Not wanted: Boohoo is willing to offer Frasers Group a board seat, but the retailer said the ‘appropriate candidate’ cannot be Mike Ashley (pictured) or his associate, Mike Lennon

It also accused the Karen Millen owner’s chairman, Mahmud Kamani, of opposing Ashley and Lennon’s appointment to the board due to ‘fears this would dilute his influence’.

The letter came on the same day a second proxy advisor, Glass Lewis, urged Boohoo investors to vote against Ashley and Lennon becoming board members at a general meeting scheduled for 20 December.

Frasers believes the pair would deliver the necessary leadership to revitalise Boohoo, whose shares have plummeted by almost 90 per cent over the last five years.
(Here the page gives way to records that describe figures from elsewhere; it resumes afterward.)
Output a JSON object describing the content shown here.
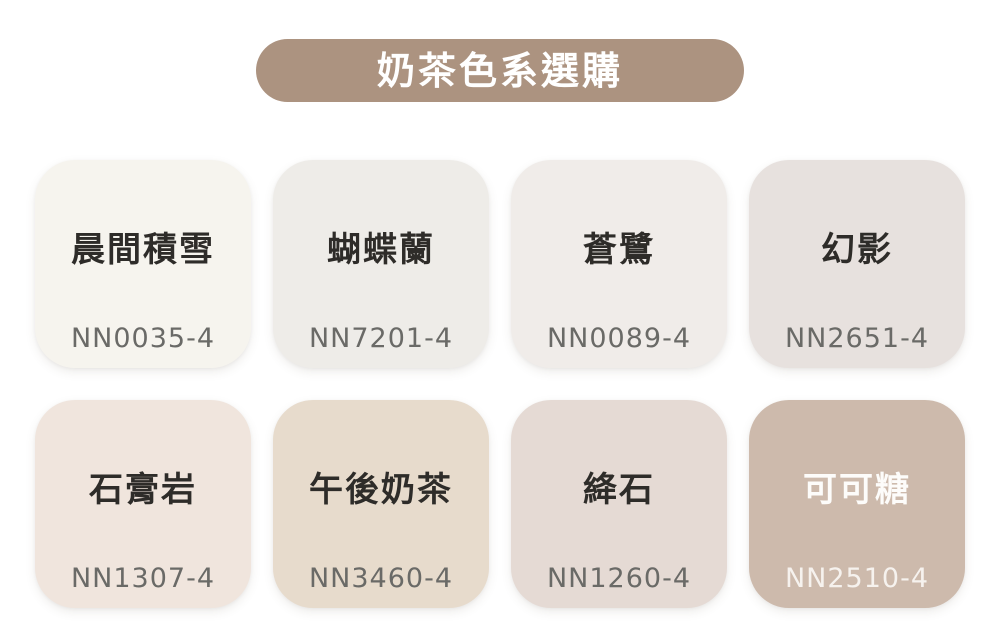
{
  "header": {
    "title": "奶茶色系選購",
    "bg_color": "#AC9380",
    "text_color": "#FFFFFF"
  },
  "swatches": [
    {
      "name": "晨間積雪",
      "code": "NN0035-4",
      "bg_color": "#F6F4EE",
      "name_color": "#2E2C29",
      "code_color": "#6A6A67"
    },
    {
      "name": "蝴蝶蘭",
      "code": "NN7201-4",
      "bg_color": "#EEECE8",
      "name_color": "#2E2C29",
      "code_color": "#6A6A67"
    },
    {
      "name": "蒼鷺",
      "code": "NN0089-4",
      "bg_color": "#F0ECE9",
      "name_color": "#2E2C29",
      "code_color": "#6A6A67"
    },
    {
      "name": "幻影",
      "code": "NN2651-4",
      "bg_color": "#E7E1DE",
      "name_color": "#2E2C29",
      "code_color": "#6A6A67"
    },
    {
      "name": "石膏岩",
      "code": "NN1307-4",
      "bg_color": "#F0E5DD",
      "name_color": "#2E2C29",
      "code_color": "#6A6A67"
    },
    {
      "name": "午後奶茶",
      "code": "NN3460-4",
      "bg_color": "#E7DBCC",
      "name_color": "#2E2C29",
      "code_color": "#6A6A67"
    },
    {
      "name": "絳石",
      "code": "NN1260-4",
      "bg_color": "#E5DAD4",
      "name_color": "#2E2C29",
      "code_color": "#6A6A67"
    },
    {
      "name": "可可糖",
      "code": "NN2510-4",
      "bg_color": "#CDBAAC",
      "name_color": "#FDFCFA",
      "code_color": "#F6F2EE"
    }
  ]
}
Yet Tim Morris, chair of Boohoo, said the two men ‘are not appropriate candidates to join the board in any circumstances, whatever commitments are offered’.

He added: ‘Notwithstanding that, Frasers continues to refuse to agree to a number of the key protections that the board would require should an appropriate representative be nominated.

‘These are key issues which need to be addressed for the protection of all shareholders, and it is not for Frasers to pick and choose which commitments it will give.’

Boohoo enjoyed outsized growth during the early stages of the Covid-19 pandemic thanks to stringent curbs on physical stores driving Britons to buy their clothes online.

Trading subsequently slowed after restrictions were relaxed, and shoppers began purchasing their apparel in shops again.

Its sales then started declining amidst widespread cost-of-living pressures and rising competition from Chinese retailers Shein and Temu.

In the last financial year, Boohoo’s turnover plunged by over £300million to £1.5billion, while its pre-tax losses climbed by around three-quarters to £159.9million.

Boohoo Group shares were 1 per cent higher at 35.1p on Friday morning, while Frasers Group shares were 0.6 per cent lower at 620p.